Teman-teman tentu masih ingat profil lazimnya seorang guru di zaman dahulu, terutama guru mengaji. Duduk di depan, mengawasi santri belajar mengaji, sebatang rotan melekat di tangan.
Selain berguna sebagai penunjuk materi di papan tulis, rotan juga berfungsi ganda sebagai alat penghukum.
Tak kurang dari telapak tangan, betis ataupun hanya sekedar meja di hadapan pernah menjadi sasaran kelebat benda kecil, liat, dan didatangkan dari dalam hutan itu.

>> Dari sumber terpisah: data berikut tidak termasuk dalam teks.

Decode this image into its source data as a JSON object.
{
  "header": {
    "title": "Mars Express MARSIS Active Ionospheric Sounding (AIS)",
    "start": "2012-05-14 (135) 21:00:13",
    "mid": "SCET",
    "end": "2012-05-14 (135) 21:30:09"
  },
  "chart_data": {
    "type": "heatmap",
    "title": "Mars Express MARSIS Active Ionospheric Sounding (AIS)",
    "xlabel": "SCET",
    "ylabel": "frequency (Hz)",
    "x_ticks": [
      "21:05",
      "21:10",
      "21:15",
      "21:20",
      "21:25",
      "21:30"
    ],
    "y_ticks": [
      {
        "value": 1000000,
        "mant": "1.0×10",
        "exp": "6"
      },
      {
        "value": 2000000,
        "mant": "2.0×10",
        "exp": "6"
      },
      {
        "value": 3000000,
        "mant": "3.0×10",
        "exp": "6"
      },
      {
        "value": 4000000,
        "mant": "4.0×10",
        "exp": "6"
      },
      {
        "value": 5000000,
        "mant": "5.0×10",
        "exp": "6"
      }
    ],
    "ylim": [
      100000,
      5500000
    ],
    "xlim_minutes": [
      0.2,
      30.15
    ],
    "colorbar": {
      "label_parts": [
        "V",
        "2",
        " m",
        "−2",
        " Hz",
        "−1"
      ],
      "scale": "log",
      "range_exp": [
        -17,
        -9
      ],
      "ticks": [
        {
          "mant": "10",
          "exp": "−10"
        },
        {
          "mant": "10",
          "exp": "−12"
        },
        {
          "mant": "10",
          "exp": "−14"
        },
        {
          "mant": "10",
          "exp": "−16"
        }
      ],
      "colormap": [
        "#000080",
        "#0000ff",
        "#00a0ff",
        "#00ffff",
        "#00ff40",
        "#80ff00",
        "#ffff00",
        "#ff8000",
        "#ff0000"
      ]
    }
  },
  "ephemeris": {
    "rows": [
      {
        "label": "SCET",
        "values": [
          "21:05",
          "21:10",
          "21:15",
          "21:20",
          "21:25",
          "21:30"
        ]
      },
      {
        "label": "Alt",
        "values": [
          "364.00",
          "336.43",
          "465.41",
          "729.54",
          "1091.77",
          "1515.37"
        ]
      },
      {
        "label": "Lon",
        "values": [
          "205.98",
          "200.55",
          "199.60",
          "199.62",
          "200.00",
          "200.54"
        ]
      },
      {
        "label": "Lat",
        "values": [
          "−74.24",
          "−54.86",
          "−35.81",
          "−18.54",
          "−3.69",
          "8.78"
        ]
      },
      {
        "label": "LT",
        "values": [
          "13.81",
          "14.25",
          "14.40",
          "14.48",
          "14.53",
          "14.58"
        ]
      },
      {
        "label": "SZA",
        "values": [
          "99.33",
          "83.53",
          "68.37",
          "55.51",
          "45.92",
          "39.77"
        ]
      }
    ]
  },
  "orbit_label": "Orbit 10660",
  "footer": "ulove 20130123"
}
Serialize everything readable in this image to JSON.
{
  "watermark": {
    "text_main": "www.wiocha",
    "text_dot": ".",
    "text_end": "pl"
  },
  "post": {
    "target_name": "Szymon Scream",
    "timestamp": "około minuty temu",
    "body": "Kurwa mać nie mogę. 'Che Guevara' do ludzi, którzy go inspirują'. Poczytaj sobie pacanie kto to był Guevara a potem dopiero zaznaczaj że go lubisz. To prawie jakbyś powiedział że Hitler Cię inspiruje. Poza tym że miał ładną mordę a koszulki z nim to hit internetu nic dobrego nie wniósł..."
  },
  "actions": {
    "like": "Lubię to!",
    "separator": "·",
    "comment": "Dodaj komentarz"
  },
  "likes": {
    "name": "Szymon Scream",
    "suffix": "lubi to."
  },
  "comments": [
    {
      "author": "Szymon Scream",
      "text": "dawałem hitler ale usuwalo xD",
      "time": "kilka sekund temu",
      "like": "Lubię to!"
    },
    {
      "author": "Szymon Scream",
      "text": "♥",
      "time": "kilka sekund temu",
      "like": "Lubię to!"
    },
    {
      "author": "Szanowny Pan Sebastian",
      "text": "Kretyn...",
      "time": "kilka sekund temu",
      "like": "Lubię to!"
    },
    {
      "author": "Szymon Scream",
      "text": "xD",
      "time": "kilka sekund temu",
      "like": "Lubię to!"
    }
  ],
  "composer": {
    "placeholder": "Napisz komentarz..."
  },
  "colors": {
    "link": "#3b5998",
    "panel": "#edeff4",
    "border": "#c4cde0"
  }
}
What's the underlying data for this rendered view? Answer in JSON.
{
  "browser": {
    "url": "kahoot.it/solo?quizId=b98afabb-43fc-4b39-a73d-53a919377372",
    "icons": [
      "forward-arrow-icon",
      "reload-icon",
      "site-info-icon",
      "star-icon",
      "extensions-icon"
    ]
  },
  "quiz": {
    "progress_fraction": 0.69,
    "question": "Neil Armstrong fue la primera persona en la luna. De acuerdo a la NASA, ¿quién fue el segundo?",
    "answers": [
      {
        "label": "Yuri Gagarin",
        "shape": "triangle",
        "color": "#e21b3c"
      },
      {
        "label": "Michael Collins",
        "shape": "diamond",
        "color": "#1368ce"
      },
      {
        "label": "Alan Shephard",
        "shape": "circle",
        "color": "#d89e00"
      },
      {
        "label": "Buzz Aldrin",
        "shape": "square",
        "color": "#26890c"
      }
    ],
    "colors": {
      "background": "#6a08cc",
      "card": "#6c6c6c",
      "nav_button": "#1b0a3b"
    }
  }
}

Kurang lengkap rasanya seorang guru bila tak dilengkapi dengan rotan ataupun mistar kayu.
Rotan menjadi simbol penegakan kedisiplinan dalam proses belajar. Jangan macam-macam bila tak mau mencicipi belaiannya. Dijamin warna merah akan menjadi penghias betis. Mengadu ke rumah? Alamat rotan simpanan ibu yang akan beraksi. Hehe.
Guru dan rotan seakan menyimpan sebuah pesan : kau belajarlah betul-betul kalau tak mau benda ini hinggap di tubuhmu.
Kultur di Minangkabau menjadi menarik karena justru rotan itu diserahkan orangtua bersamaan dengan si anak. Seakan-akan orangtua merelakan anaknya untuk disambit oleh guru. Siap lahir batin andaikan si anak dihukum karena kenakalannya.
Namun bila direnungi lebih jauh, prilaku itu justru mengandung simbol kepercayaan, kepasrahan dan rasa hormat orangtua terhadap guru.Â
Menitipkan anak bermakna menyerahkan bulat-bulat sang anak untuk belajar. Penuh keyakinan bahwa sosok dihadapannya akan mendidik anaknya menjadi manusia berbudi dan berilmupengetahuan. Tanpa ragu!
Oh, betapa itu adalah sebuah sikap yang terbilang langka belakangan.
Hubungan Guru-orangtua, respek yang hilang...
Di masa sekarang, mungkin terbilang jarang kita temui guru yang masih menggunakan rotan. Namun cerita soal konflik guru dan wali murid belakangan semakin sering diberitakan. Tak jarang pertikaian itu berujung penganiayaan.
Baru-baru ini bahkan mencuat kasus guru Supriyani yang dipenjarakan oleh orangtua siswa karena diduga memukul salah seorang anak didik. Belakang terbukti tuduhan itu palsu.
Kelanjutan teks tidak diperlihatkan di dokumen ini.